Advocates say the measures have been effective, but are difficult to scale and have been inaccessible for some. Rupinder Brar, an addiction medicine doctor in Vancouver, said some physicians who are inexperienced in managing substance-use disorders have been reluctant to prescribe the drugs.

Trudeau’s Liberal government has provided some funding for safe-supply pilot projects, but it has been noncommittal on decriminalization. Some Conservative governments have defunded safe-consumption sites, saying they legitimize and enable drug use.

Trudeau told the Canadian Press last year that decriminalization was not a “panacea.” A spokesman for Health Minister Patty Hajdu did not respond directly to questions about decriminalization, but pointed to the government’s harm-reduction measures.

“Problematic substance use is a health issue,” spokesman Cole Davidson said this week. “That is why the actions we have taken to date have focused on advancing a public health approach to addressing substance use and expanding the accessibility of vital health and social services for people who use drugs.”

Some harm-reduction advocates say they face criticism for their work. Christy Sutherland is medical director at the Portland Hotel Society, a Vancouver nonprofit organization.

“I’ll be at a party and say, ‘I work at a supervised consumption site,’ ” she said. “And people will just say casually, ‘I think if people overdose, we should let them die.’

“I just don’t know how someone could think that about another human being.”

Petra Schulz has taken action, co-founding Moms Stop the Harm, a support group for people who have lost loved ones to drug overdoses.

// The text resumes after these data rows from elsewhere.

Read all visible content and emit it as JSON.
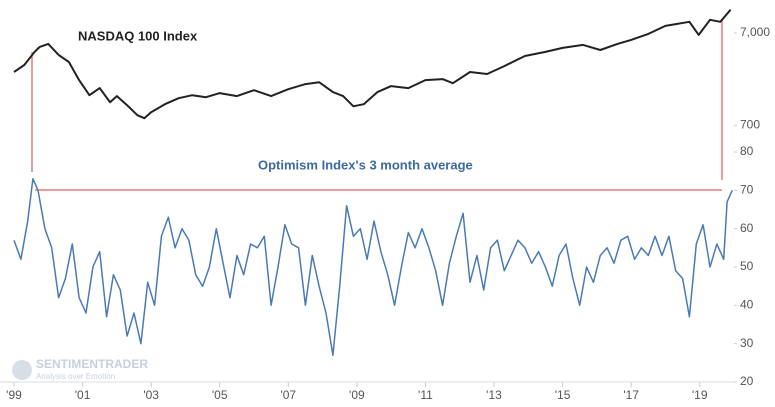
{
  "chart_data": [
    {
      "type": "line",
      "title": "NASDAQ 100 Index",
      "log_scale": true,
      "xlim": [
        1999,
        2020
      ],
      "ylim": [
        550,
        14000
      ],
      "yticks": [
        700,
        {
          "value": 7000,
          "label": "7,000"
        }
      ],
      "series": [
        {
          "name": "NASDAQ 100 Index",
          "color": "#222222",
          "x": [
            1999.0,
            1999.3,
            1999.6,
            1999.75,
            2000.0,
            2000.3,
            2000.6,
            2000.9,
            2001.2,
            2001.5,
            2001.8,
            2002.0,
            2002.3,
            2002.6,
            2002.8,
            2003.0,
            2003.4,
            2003.8,
            2004.2,
            2004.6,
            2005.0,
            2005.5,
            2006.0,
            2006.5,
            2007.0,
            2007.5,
            2007.9,
            2008.3,
            2008.6,
            2008.9,
            2009.2,
            2009.6,
            2010.0,
            2010.5,
            2011.0,
            2011.5,
            2011.8,
            2012.3,
            2012.8,
            2013.3,
            2013.9,
            2014.5,
            2015.0,
            2015.6,
            2016.1,
            2016.6,
            2017.0,
            2017.5,
            2018.0,
            2018.7,
            2018.97,
            2019.3,
            2019.6,
            2019.9
          ],
          "values": [
            2640,
            3140,
            4350,
            4930,
            5310,
            4040,
            3390,
            2160,
            1480,
            1770,
            1245,
            1450,
            1155,
            900,
            835,
            970,
            1185,
            1375,
            1480,
            1410,
            1560,
            1450,
            1680,
            1450,
            1720,
            1955,
            2050,
            1600,
            1450,
            1125,
            1185,
            1600,
            1860,
            1770,
            2160,
            2210,
            2000,
            2640,
            2510,
            3060,
            3935,
            4350,
            4810,
            5190,
            4570,
            5310,
            5870,
            6825,
            8330,
            9210,
            6650,
            9690,
            9210,
            12450
          ]
        }
      ]
    },
    {
      "type": "line",
      "title": "Optimism Index's 3 month average",
      "xlim": [
        1999,
        2020
      ],
      "ylim": [
        20,
        80
      ],
      "yticks": [
        20,
        30,
        40,
        50,
        60,
        70,
        80
      ],
      "xticks": [
        {
          "value": 1999,
          "label": "'99"
        },
        {
          "value": 2001,
          "label": "'01"
        },
        {
          "value": 2003,
          "label": "'03"
        },
        {
          "value": 2005,
          "label": "'05"
        },
        {
          "value": 2007,
          "label": "'07"
        },
        {
          "value": 2009,
          "label": "'09"
        },
        {
          "value": 2011,
          "label": "'11"
        },
        {
          "value": 2013,
          "label": "'13"
        },
        {
          "value": 2015,
          "label": "'15"
        },
        {
          "value": 2017,
          "label": "'17"
        },
        {
          "value": 2019,
          "label": "'19"
        }
      ],
      "series": [
        {
          "name": "Optimism Index's 3 month average",
          "color": "#4a7ab5",
          "x": [
            1999.0,
            1999.2,
            1999.4,
            1999.55,
            1999.7,
            1999.9,
            2000.1,
            2000.3,
            2000.5,
            2000.7,
            2000.9,
            2001.1,
            2001.3,
            2001.5,
            2001.7,
            2001.9,
            2002.1,
            2002.3,
            2002.5,
            2002.7,
            2002.9,
            2003.1,
            2003.3,
            2003.5,
            2003.7,
            2003.9,
            2004.1,
            2004.3,
            2004.5,
            2004.7,
            2004.9,
            2005.1,
            2005.3,
            2005.5,
            2005.7,
            2005.9,
            2006.1,
            2006.3,
            2006.5,
            2006.7,
            2006.9,
            2007.1,
            2007.3,
            2007.5,
            2007.7,
            2007.9,
            2008.1,
            2008.3,
            2008.5,
            2008.7,
            2008.9,
            2009.1,
            2009.3,
            2009.5,
            2009.7,
            2009.9,
            2010.1,
            2010.3,
            2010.5,
            2010.7,
            2010.9,
            2011.1,
            2011.3,
            2011.5,
            2011.7,
            2011.9,
            2012.1,
            2012.3,
            2012.5,
            2012.7,
            2012.9,
            2013.1,
            2013.3,
            2013.5,
            2013.7,
            2013.9,
            2014.1,
            2014.3,
            2014.5,
            2014.7,
            2014.9,
            2015.1,
            2015.3,
            2015.5,
            2015.7,
            2015.9,
            2016.1,
            2016.3,
            2016.5,
            2016.7,
            2016.9,
            2017.1,
            2017.3,
            2017.5,
            2017.7,
            2017.9,
            2018.1,
            2018.3,
            2018.5,
            2018.7,
            2018.9,
            2019.1,
            2019.3,
            2019.5,
            2019.7,
            2019.8,
            2019.95
          ],
          "values": [
            57,
            52,
            62,
            73,
            70,
            60,
            55,
            42,
            47,
            56,
            42,
            38,
            50,
            54,
            37,
            48,
            44,
            32,
            38,
            30,
            46,
            40,
            58,
            63,
            55,
            60,
            57,
            48,
            45,
            50,
            60,
            51,
            42,
            53,
            48,
            56,
            55,
            58,
            40,
            50,
            61,
            56,
            55,
            40,
            53,
            45,
            38,
            27,
            45,
            66,
            58,
            60,
            52,
            62,
            54,
            48,
            40,
            50,
            59,
            55,
            60,
            55,
            49,
            40,
            51,
            58,
            64,
            46,
            53,
            44,
            55,
            57,
            49,
            53,
            57,
            55,
            51,
            54,
            50,
            45,
            53,
            56,
            47,
            40,
            50,
            46,
            53,
            55,
            51,
            57,
            58,
            52,
            55,
            53,
            58,
            53,
            58,
            49,
            47,
            37,
            56,
            61,
            50,
            56,
            52,
            67,
            70
          ]
        }
      ]
    }
  ],
  "watermark": {
    "name": "SENTIMENTRADER",
    "tagline": "Analysis over Emotion"
  }
}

She said the group has seen a “steady” increase in new members during the pandemic.

What has been “really frightening,” she said, is that many victims had been in recovery and appeared to have “turned the corner” before relapsing.

Morgan Goodridge is one of them.

His mother, Kathleen Radu, said her firstborn was an athletic child who “lit up a room.” He’d been to an addiction treatment center on Vancouver Island in 2018 after an infection from ­heroin needle use nearly killed him.

When she saw him in early June during a celebration for his 26th birthday, he had been clean for five months. There was “a light in his eyes that he hadn’t had before,” she said.

Goodridge died a week later, on June 16, after taking drugs tainted with fentanyl.

“It’s a call no parent ever, ever wants to receive,” Radu said. “It plummets you into the darkest abyss.”

She believes decriminalization would have lessened the shame and stigma her son felt about his drug use.

She, too, spoke of the difference in responses between the dual health crises.

“On one side, we have money, resources, and we’ve seen success in flattening the curve,” Radu said. “On the other side, we have no immediate action . . . and all we’re seeing are record numbers.

“Why isn’t this something that’s on the tip of everybody’s tongue? Why aren’t people outraged?”